Movie Review: Slay The Dragon
Most people get really upset when politicians can choose their voters.
Last night, I finished watching Slay The Dragon, a movie about a secretive redistricting process hatched by the GOP in 2008 and brought to fruition in 2010. It is also a story about what people are doing to stop politicians from being able to choose their own voters. The star of that story is Katie Fahey, a 20-something political neophyte who organized the will of the people in Michigan to help end the practice of gerrymandering in the state where she lives.
Slay The Dragon is mindblowing in scope and approach. I had heard about gerrymandering before and had a superficial understanding of it. That’s what attracted me to the movie. I knew that most of the seats in the United States Congress and Statehouses were “safe seats”, but I had no idea how bad it was until I watched this movie. In one sitting I learned more about gerrymandering that I had ever known before. This movie is a red pill for that knowledge.
What surprised me the most was the segment about how secretive Republicans in the Wisconsin statehouse were about drawing the maps. They had completely removed the process from the statehouse to an office in a building across the street. If ever there was a red flag, that was it. It was so secretive that there was a court fight for the documents and some hard drives. Forensic scientists were able to recover deleted files from those drives.
More interestingly though, was the way they used big data to draft scenarios based on the shape of district lines. Like a CAD machine, the GOP was able to design districts in such a way as to ensure a majority in the statehouse without a majority of votes in the state. We’ve seen this in several states where the party with a minority of voters still managed to secure a majority of seats in the statehouse. In the 2010s, the GOP secured majorities in many statehouses across the country by the way they drew the district lines.
One of the points emphasized in the movie was that Republicans could see the demographic trends were not favoring them over time. They knew that as the country becomes browner, their prospects grew dimmer. That was the motivation for the REDMAP project. The GOP wanted to ensure that they had a voice and that they were not relegated to permanent minority status. But if that’s what happens to the GOP after what they did in the last decade, I don’t think I’d mind. Their voice should still be heard, but the power of that voice should be proportional to the number of people they represent.
That’s where Katie Fahey comes in. She saw a problem in how the GOP members of the Michigan legislature were choosing their voters and ignoring the will of the majority of the people. She saw a need for change and posted a message on Facebook, asking people to work with her to take on gerrymandering in her state. According to Wikipedia:
Fahey, an independent voter, became concerned about the country’s increasing political polarization during the 2016 election season. Gerrymandering was an issue she believed most people could agree on regardless of their political party. Shortly after the November election, she posted a message on Facebook: “I’d like to take on gerrymandering in Michigan. If you’re interested in doing this as well, please let me know.” Dozens of people responded and formed a citizens group called Voters Not Politicians (VNP).
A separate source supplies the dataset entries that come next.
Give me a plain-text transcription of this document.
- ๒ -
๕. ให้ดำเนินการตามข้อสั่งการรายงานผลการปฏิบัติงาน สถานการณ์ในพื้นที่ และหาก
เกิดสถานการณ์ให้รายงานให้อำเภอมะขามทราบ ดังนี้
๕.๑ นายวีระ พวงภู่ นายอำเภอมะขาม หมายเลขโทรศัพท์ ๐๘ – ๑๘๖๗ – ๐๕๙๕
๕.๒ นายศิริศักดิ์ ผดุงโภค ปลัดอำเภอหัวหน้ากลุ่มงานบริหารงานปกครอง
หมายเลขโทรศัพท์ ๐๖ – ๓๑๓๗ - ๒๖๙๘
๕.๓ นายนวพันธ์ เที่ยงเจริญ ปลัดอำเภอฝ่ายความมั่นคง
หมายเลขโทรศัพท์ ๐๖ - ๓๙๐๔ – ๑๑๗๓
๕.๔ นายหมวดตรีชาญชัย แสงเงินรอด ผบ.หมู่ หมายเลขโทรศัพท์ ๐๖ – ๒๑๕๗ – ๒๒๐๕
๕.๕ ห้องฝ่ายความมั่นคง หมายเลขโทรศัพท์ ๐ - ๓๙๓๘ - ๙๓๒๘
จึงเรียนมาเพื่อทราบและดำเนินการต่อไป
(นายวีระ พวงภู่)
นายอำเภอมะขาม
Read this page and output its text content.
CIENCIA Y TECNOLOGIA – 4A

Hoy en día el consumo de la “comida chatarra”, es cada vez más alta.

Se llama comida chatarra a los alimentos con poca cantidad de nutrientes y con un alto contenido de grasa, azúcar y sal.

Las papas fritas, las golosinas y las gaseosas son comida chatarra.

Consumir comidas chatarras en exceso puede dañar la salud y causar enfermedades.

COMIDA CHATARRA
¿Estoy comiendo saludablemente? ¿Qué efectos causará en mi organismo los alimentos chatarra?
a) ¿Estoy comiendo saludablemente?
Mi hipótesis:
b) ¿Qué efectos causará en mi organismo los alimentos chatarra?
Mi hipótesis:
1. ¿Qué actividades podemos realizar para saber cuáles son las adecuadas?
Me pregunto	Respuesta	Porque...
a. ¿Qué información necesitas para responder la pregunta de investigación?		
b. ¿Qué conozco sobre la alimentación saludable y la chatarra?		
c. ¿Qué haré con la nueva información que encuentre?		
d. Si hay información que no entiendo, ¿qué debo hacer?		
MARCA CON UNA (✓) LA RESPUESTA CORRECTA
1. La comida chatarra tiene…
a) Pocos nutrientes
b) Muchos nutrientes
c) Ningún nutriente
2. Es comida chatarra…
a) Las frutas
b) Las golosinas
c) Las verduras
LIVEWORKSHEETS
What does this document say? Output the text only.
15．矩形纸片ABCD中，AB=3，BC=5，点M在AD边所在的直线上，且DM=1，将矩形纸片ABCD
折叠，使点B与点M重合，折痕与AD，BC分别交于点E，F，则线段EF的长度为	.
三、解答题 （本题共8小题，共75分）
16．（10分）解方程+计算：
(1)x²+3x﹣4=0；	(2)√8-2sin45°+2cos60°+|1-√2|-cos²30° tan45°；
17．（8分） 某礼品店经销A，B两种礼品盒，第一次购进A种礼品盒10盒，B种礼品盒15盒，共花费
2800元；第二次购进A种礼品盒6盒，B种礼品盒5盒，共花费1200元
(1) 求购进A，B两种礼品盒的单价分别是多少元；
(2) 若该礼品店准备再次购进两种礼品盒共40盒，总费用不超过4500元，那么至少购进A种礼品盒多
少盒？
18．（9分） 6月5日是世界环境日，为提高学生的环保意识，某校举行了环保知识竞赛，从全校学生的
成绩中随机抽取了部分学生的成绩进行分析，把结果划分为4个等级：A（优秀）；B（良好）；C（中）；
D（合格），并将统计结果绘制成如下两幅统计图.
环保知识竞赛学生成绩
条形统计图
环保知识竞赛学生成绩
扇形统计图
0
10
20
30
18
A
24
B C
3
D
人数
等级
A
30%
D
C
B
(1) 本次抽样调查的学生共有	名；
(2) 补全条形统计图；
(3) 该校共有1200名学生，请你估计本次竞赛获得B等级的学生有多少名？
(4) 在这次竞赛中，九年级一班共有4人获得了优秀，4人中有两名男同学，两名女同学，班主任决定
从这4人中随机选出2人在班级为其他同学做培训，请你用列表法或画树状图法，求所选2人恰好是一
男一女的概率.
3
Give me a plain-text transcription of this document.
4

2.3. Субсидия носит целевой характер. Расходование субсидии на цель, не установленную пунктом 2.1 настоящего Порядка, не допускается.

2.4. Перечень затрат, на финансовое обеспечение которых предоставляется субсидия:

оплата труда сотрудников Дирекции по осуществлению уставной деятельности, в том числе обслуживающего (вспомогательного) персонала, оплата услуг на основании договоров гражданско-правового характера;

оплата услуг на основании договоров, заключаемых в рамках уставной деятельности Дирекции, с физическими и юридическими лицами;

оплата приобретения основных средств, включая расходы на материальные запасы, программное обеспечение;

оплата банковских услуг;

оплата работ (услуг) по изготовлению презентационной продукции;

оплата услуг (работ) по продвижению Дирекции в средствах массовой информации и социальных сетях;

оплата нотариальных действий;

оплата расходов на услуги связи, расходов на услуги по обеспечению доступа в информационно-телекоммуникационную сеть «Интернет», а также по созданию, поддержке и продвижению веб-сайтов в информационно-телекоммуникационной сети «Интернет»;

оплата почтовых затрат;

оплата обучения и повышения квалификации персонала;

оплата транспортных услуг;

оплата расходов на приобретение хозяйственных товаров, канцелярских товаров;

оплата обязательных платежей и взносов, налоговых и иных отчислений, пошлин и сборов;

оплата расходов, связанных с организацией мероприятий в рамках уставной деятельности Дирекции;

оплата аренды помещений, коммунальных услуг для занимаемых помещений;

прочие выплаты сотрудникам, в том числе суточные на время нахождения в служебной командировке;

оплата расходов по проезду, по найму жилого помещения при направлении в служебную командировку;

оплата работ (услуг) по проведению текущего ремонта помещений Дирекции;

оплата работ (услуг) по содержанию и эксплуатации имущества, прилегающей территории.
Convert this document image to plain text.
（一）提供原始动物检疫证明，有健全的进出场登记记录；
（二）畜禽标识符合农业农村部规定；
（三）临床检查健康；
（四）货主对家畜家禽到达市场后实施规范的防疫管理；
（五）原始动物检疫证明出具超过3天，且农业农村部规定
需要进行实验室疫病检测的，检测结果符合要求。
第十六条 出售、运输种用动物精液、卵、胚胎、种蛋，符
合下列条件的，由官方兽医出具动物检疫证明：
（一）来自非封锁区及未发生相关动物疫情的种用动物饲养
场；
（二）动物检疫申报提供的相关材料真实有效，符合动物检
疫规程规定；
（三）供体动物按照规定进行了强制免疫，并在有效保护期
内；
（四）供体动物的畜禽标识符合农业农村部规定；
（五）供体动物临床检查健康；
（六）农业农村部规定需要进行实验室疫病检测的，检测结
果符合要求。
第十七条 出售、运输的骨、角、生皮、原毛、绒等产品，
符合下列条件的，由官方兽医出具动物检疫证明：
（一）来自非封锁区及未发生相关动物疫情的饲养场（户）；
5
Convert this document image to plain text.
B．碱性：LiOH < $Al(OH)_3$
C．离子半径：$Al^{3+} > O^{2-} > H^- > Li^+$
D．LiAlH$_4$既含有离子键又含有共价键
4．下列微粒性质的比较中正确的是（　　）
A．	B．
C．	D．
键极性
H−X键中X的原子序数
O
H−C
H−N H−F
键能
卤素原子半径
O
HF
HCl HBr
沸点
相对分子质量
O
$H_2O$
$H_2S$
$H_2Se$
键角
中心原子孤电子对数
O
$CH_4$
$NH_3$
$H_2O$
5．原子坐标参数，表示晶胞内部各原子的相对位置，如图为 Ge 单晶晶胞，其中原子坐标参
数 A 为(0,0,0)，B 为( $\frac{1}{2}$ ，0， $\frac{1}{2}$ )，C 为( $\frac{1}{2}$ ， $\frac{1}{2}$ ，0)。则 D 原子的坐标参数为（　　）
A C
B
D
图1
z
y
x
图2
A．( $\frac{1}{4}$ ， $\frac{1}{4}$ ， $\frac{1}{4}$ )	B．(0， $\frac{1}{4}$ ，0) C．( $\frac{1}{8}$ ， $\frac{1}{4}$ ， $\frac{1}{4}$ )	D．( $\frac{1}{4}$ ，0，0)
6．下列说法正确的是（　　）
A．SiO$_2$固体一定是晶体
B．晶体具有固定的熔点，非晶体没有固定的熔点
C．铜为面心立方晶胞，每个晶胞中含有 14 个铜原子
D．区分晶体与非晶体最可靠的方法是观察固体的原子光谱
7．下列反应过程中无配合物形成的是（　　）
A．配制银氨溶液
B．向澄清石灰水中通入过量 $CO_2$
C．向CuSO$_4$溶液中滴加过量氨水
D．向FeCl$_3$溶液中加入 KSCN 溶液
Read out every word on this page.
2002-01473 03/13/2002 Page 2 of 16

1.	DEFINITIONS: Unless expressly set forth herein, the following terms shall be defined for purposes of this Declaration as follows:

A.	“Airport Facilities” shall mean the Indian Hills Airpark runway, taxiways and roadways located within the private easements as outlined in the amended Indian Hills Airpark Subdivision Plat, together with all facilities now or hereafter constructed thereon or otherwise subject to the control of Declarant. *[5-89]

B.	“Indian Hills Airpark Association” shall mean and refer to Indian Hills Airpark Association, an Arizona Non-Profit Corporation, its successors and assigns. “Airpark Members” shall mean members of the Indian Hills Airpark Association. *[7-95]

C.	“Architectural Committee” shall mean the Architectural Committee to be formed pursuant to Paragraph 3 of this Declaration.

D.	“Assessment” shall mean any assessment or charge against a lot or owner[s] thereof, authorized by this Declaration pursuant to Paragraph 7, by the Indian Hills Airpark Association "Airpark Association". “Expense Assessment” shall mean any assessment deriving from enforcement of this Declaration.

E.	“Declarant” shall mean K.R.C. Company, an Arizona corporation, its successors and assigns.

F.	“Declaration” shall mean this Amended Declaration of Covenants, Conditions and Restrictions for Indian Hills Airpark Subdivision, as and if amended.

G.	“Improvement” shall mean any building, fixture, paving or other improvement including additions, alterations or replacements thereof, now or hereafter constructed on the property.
In the span of two years, Fahey was able to organize and execute a political campaign with no prior political experience to put a measure on the ballot in her state and win. With help from thousands of people who came out of the woodwork, Proposition 2, the measure that created a state redistricting commission for Michigan, survived to win a pre-election court challenge to keep it off the ballot, a well-organized PR machine aimed at it, and a case that went all the way to the US Supreme Court and was remanded back to the state court to prevail. At least in her state, the politicians in the statehouse have lost the power to choose their voters.
The movie flows well from a national perspective to a state-level perspective in Katie Fahey’s story. We hear from both sides in the movie, but mostly, we hear about the peril we invite when we give politicians the power to choose their own voters. It was worth $7 to rent from Google Play for I know that some of that money will go towards charitable causes that support the notion that politicians should not be choosing their voters.
After the movie, I did some research and found that the number of states with redistricting commissions has been growing. In 2018 alone, 5 states adopted measures that removed the power of politicians to choose their own voters. I am hopeful that such measures will have a measurable impact on the outcomes of elections to come.
I am not so hopeful about 2020, though, because I know that Republicans stand a better chance of winning seats based on districts they drew for themselves in many states. I have to wonder how someone comes into politics swearing an oath to do the will of the people, and then decide that it would be really cool if his seat were made safe.
The safe seats we see in our Congress and our statehouses today have divided the country. We live in a country that is run by politicians who cannot be held accountable for the outcomes that their public policy choices produce. We are divided between the people with power and the people without. But there is a funny thing about the will of the people, it will always seek expression and find a way to be expressed. Katie Fahey is a great example of how that can happen, and that makes me an optimist for today.